Es gab Verluste. Sechs oder sieben von uns starben auf dem Weg durch die Ukraine. Die Wachen mussten peinlichst darauf achten, mit ebenso vielen Gefangenen anzukommen, wie es zur Abreise gewesen waren. Wir waren ursprünglich 800 Mann. Sie griffen an Haltestellen herumlungernde Männer auf und zwangen sie in den Zug. So ging die Rechnung wieder auf. Was mit den Leichen geschah, weiß ich nicht.

Wir erreichten Tscheljabinsk am 26. Juli 1945.

Unseres war das Lager Nummer 22 namens Korkino. Es war ein leerstehendes, ehemaliges Gefängnis. Da es nicht genug Platz für 800 Leute bot, mussten einige von uns in Zelten schlafen, was ich bevorzugte. Das eigentliche Gefängnis war nämlich voller Bettwanzen, die das Schlafen unmöglich machten. Im Zelt war es bis Mitte Oktober erträglich. Ab da wurde es bitterkalt. Nach zwei Wochen wurde uns die Arbeit zugeteilt.
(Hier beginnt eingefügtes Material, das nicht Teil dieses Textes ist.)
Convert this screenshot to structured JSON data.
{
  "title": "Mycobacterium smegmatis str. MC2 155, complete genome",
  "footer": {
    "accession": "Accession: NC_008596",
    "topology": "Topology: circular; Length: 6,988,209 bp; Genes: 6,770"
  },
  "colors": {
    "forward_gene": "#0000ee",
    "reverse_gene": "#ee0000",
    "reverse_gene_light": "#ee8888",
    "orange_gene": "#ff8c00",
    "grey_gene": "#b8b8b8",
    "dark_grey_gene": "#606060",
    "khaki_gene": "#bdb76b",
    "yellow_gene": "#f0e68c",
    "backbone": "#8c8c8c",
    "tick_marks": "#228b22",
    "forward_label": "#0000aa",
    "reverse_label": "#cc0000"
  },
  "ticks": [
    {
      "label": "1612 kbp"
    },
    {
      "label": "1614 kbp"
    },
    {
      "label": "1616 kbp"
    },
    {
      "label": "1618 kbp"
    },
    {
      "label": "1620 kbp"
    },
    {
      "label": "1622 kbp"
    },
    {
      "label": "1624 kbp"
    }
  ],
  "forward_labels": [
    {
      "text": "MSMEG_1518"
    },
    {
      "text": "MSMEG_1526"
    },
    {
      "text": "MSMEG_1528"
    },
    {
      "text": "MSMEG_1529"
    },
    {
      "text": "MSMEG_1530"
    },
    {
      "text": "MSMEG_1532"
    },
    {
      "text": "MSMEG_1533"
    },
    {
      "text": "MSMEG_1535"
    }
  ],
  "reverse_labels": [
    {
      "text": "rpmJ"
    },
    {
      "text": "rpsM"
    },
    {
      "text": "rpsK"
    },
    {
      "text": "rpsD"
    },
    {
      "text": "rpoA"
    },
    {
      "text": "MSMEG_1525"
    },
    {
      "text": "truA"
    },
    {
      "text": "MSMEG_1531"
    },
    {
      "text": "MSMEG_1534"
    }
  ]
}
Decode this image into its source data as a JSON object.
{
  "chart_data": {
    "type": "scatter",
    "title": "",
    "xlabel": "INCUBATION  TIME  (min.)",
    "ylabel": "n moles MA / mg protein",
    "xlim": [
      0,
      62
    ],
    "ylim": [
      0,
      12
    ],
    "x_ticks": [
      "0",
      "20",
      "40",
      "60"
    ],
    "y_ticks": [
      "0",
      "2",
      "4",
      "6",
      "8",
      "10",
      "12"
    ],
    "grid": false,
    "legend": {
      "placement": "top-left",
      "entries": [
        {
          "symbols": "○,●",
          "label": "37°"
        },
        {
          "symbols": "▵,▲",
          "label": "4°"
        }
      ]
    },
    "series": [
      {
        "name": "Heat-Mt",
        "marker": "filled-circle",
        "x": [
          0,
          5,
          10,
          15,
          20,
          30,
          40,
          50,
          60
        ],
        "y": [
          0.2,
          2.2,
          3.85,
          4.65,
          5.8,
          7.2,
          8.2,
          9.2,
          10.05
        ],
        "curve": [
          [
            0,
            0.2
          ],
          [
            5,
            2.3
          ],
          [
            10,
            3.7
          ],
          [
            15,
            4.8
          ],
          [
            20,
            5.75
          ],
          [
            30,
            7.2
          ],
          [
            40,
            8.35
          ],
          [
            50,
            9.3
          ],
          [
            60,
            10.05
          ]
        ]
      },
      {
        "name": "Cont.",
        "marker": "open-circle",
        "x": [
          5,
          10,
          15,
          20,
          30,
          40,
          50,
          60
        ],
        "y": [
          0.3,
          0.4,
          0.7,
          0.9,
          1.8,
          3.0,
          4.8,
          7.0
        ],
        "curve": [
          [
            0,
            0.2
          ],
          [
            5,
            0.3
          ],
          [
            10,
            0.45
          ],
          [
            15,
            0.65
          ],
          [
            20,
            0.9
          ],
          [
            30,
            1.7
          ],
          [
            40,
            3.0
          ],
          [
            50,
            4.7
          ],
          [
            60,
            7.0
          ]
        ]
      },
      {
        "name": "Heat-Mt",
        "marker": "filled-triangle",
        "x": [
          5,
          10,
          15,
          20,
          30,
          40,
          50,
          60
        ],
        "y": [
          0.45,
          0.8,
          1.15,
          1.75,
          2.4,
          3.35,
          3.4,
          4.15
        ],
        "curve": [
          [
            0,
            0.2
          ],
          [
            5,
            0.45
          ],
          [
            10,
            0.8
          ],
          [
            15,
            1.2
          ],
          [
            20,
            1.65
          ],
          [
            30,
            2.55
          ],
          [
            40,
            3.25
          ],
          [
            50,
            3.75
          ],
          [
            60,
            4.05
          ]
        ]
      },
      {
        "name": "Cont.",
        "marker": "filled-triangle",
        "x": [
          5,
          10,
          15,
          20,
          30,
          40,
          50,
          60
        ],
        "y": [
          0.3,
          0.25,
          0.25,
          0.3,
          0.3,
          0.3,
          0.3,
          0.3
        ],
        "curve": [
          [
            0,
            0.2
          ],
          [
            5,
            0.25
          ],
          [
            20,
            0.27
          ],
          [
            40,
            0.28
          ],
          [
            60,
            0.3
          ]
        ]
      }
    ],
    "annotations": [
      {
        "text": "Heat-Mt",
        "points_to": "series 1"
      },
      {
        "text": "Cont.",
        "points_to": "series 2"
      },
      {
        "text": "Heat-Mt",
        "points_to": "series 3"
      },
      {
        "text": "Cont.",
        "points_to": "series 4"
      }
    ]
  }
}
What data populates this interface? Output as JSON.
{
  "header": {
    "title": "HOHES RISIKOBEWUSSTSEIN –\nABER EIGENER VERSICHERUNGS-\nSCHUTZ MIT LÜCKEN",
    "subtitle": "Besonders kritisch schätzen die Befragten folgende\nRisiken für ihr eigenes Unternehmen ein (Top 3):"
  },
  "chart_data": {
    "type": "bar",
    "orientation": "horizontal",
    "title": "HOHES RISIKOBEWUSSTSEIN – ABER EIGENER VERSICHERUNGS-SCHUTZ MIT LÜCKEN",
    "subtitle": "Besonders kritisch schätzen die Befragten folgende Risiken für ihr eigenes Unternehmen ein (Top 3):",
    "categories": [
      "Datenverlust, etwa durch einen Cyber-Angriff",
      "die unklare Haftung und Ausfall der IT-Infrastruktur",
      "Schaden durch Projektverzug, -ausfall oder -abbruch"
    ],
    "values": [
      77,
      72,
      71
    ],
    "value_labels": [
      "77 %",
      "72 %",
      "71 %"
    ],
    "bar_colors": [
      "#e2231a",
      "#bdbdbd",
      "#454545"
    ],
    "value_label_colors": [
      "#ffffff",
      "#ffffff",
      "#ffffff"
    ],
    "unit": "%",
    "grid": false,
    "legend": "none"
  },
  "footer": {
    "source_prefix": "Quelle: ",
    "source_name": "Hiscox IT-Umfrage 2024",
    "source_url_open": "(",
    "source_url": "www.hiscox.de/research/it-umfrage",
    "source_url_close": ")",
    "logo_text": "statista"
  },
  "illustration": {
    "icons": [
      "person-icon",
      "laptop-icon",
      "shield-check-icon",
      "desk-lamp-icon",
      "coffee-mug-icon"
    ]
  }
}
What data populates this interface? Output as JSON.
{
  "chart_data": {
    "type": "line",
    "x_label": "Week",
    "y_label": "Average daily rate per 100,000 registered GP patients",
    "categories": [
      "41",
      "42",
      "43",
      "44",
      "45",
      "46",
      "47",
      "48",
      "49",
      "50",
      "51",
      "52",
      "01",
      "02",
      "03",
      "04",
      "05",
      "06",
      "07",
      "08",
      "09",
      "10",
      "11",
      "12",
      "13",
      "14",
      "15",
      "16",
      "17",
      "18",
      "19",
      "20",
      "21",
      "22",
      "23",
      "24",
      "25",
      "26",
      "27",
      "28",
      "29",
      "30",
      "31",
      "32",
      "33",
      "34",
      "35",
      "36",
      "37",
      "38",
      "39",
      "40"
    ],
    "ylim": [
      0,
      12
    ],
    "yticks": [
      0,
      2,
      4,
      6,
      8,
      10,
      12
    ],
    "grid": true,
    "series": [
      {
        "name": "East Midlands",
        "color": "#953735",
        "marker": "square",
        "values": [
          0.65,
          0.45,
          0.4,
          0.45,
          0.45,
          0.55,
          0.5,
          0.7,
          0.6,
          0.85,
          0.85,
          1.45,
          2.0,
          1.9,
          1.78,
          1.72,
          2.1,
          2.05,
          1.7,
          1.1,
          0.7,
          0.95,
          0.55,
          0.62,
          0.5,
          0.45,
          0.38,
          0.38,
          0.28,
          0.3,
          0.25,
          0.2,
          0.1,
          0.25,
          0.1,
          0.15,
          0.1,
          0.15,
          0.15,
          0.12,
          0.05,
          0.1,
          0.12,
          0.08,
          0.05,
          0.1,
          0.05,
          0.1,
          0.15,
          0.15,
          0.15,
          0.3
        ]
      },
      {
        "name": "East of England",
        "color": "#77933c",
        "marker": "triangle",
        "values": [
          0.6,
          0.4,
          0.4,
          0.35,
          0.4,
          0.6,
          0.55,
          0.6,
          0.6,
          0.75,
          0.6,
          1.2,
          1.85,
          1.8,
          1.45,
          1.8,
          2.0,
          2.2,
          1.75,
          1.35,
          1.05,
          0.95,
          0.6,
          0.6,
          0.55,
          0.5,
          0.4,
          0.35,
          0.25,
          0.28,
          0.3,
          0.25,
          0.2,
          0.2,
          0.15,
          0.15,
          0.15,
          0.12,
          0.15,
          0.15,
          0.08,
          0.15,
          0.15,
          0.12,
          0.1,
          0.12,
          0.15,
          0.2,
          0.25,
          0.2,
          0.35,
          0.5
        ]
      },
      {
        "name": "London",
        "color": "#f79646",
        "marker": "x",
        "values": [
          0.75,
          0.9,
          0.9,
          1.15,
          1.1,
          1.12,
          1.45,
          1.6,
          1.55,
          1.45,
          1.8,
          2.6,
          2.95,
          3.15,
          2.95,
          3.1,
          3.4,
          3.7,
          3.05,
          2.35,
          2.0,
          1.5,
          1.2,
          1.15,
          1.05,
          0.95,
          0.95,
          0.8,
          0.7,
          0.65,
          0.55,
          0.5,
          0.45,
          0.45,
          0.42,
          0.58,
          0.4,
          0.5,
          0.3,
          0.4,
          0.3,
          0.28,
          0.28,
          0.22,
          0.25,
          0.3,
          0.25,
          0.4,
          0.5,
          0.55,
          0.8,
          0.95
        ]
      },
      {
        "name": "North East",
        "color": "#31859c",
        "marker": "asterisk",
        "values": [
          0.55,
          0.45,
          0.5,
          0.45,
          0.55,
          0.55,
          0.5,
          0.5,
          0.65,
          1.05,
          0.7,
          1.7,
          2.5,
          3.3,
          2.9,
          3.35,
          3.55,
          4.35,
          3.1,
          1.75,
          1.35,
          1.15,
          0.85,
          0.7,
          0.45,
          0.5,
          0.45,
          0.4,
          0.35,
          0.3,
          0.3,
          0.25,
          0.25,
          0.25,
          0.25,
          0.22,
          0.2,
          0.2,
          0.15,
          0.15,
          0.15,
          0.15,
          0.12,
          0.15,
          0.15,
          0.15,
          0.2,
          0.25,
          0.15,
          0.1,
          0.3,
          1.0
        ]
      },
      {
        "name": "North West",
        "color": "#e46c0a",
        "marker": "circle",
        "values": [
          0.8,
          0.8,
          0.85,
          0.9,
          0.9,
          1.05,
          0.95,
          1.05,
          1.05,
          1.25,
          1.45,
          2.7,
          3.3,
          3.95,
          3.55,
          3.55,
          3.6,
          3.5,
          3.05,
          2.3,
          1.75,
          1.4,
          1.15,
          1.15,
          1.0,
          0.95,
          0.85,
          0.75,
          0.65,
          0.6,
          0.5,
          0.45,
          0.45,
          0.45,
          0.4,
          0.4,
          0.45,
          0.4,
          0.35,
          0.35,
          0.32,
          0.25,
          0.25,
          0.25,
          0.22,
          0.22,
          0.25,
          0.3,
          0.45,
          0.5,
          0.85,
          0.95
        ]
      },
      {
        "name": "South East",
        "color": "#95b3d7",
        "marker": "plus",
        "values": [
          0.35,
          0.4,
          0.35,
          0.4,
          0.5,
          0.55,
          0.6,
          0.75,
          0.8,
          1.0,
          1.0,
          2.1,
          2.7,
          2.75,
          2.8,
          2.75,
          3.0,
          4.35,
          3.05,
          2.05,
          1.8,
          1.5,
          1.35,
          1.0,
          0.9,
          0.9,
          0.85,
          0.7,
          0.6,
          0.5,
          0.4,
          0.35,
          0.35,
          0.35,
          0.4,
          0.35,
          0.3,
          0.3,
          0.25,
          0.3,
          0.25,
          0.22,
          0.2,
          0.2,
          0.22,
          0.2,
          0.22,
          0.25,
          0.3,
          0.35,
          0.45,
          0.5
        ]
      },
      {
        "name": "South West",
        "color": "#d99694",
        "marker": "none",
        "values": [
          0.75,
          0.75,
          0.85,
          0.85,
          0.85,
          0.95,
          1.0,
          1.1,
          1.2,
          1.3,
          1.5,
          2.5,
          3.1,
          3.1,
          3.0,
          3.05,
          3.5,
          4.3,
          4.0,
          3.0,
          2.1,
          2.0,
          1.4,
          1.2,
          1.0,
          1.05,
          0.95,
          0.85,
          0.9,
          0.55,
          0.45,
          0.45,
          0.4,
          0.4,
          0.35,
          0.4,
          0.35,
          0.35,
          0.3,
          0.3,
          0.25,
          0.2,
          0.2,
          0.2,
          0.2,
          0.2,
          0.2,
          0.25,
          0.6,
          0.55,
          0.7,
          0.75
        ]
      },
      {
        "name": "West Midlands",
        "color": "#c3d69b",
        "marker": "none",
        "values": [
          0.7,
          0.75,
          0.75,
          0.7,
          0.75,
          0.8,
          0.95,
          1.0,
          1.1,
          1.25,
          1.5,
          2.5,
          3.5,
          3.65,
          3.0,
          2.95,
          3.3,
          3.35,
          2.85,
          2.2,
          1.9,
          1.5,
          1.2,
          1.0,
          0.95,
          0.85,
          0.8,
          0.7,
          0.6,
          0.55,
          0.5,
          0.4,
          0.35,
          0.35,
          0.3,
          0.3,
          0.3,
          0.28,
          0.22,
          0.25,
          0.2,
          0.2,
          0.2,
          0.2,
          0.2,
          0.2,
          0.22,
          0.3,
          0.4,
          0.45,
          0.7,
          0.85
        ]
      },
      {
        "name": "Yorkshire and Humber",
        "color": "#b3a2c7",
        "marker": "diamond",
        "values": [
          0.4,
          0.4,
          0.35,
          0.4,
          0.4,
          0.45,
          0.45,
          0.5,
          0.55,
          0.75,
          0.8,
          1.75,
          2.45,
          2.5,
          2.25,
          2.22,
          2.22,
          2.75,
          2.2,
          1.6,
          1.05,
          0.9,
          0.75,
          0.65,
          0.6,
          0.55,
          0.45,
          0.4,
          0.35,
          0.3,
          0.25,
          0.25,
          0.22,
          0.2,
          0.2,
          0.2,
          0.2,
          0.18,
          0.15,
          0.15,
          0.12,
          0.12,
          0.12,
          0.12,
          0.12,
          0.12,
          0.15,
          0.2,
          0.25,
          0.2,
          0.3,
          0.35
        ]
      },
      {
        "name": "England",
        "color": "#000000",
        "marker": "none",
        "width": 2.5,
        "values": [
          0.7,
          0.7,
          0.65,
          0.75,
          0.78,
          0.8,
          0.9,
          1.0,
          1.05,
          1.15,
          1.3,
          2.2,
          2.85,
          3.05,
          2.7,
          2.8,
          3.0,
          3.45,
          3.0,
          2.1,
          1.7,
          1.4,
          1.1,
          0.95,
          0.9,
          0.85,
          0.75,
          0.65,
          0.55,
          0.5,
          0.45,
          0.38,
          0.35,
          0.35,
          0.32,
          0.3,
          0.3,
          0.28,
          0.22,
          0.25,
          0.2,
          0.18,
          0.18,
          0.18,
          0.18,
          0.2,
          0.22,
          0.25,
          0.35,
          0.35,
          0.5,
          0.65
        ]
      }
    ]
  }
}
Einige mussten neue Baracken für uns bauen, andere untertage in Kohleminen schuften.

Geschichtliches

von Elke

Um den Kontext meiner Erzählungen verständlicher zu machen, scheint mir ein Blick in die Geschichtsbücher der westlichen Welt hilfreich (bestimmt würden es russische Geschichtsbücher anders darstellen).

Nach Beendigung des zweiten Weltkriegs und der bedingungslosen Kapitulation Deutschlands kamen die Alliierten im August 1945 überein, Deutschland zeitweise in vier Besatzungszonen aufzuteilen, um Recht walten zu lassen und sicher zu stellen, dass die Nazis nie wieder an die Macht kämen. Sie wollten Deutschland die Fähigkeit zur Kriegsführung nehmen, Abrüstung forcieren und eine zentrale Regierung verhindern. Zu der Zeit war auch die Hauptstadt Berlin, inmitten der russischen Besatzungszone gelegen, viergeteilt. Somit war Westdeutschland gänzlich von den Siegermächten USA, England und Frankreich, Ostdeutschland hingegen von der UdSSR abhängig. Die Sowjets bestanden, weil sie die meisten Opfer zu verzeichnen hatten (mindestens so viele, wie die anderen Alliierten zusammen), auf dem größten Stück Land. Um die 20 Millionen Sowjets, Soldaten wie Zivilisten, waren im Krieg ums Leben gekommen. Der Gedanke an Revanche war also nicht abwegig.